Das Telefon klingelte. Böhm lauschte kurz in den Hörer, nickte und sagte: »Moment mal.« Die Hand über der Sprechmuschel, wandte er sich an Nawrod: »Das war’s vorerst, Herr Nawrod. Sie hören wieder von mir.«
Er streckte Nawrod die Hand entgegen. Nawrod stand zögernd auf und überlegte kurz, ob er seinem obersten Vorgesetzten sagen sollte, was er für ein Arschloch sei, weil ihm offenbar irgendein Telefonat wichtiger war, als mit ihm über seine Zukunft zu sprechen.
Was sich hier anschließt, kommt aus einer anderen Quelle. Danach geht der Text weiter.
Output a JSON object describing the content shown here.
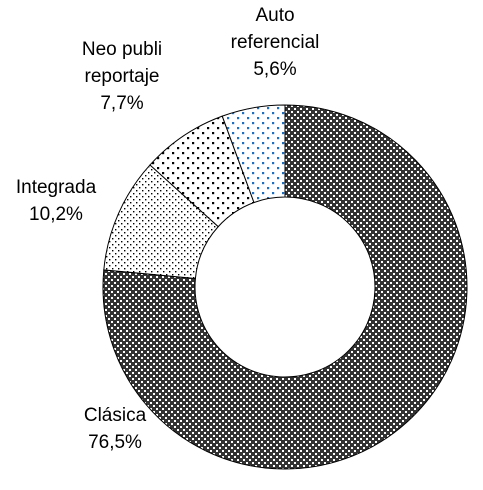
{
  "chart_data": {
    "type": "donut",
    "categories": [
      "Clásica",
      "Integrada",
      "Neo publi reportaje",
      "Auto referencial"
    ],
    "values": [
      76.5,
      10.2,
      7.7,
      5.6
    ],
    "value_labels": [
      "76,5%",
      "10,2%",
      "7,7%",
      "5,6%"
    ]
  }
}
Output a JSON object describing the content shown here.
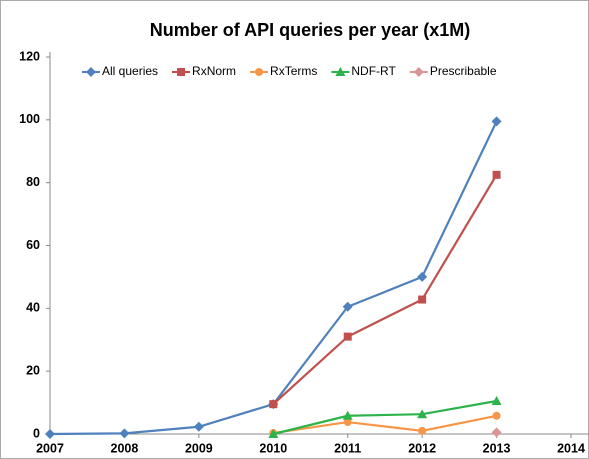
{
  "chart_data": {
    "type": "line",
    "title": "Number of API queries per year (x1M)",
    "x": [
      2007,
      2008,
      2009,
      2010,
      2011,
      2012,
      2013
    ],
    "series": [
      {
        "name": "All queries",
        "color": "#4f81bd",
        "marker": "diamond",
        "values": [
          0,
          0.2,
          2.3,
          9.5,
          40.5,
          50,
          99.5
        ]
      },
      {
        "name": "RxNorm",
        "color": "#c0504d",
        "marker": "square",
        "values": [
          null,
          null,
          null,
          9.5,
          31,
          42.8,
          82.5
        ]
      },
      {
        "name": "RxTerms",
        "color": "#f79646",
        "marker": "circle",
        "values": [
          null,
          null,
          null,
          0.3,
          3.8,
          1,
          5.8
        ]
      },
      {
        "name": "NDF-RT",
        "color": "#2db34a",
        "marker": "triangle",
        "values": [
          null,
          null,
          null,
          0,
          5.8,
          6.3,
          10.5
        ]
      },
      {
        "name": "Prescribable",
        "color": "#d99694",
        "marker": "diamond",
        "values": [
          null,
          null,
          null,
          null,
          null,
          null,
          0.5
        ]
      }
    ],
    "xlim": [
      2007,
      2014
    ],
    "xticks": [
      2007,
      2008,
      2009,
      2010,
      2011,
      2012,
      2013,
      2014
    ],
    "ylim": [
      0,
      120
    ],
    "yticks": [
      0,
      20,
      40,
      60,
      80,
      100,
      120
    ],
    "grid": false,
    "legend": "top"
  }
}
Doch dann besann er sich anders. Es hätte ihm nichts als noch mehr Ärger gebracht. Er erhob sich von seinem Stuhl, schüttelte Böhms Hand und verließ wortlos dessen Büro.
Nachdem Nawrod die Tür hinter sich geschlossen hatte, sprach Böhm weiter.
»Hallo, Volker, schön, dass du zurückrufst. Wie geht es dir? Was macht die Familie?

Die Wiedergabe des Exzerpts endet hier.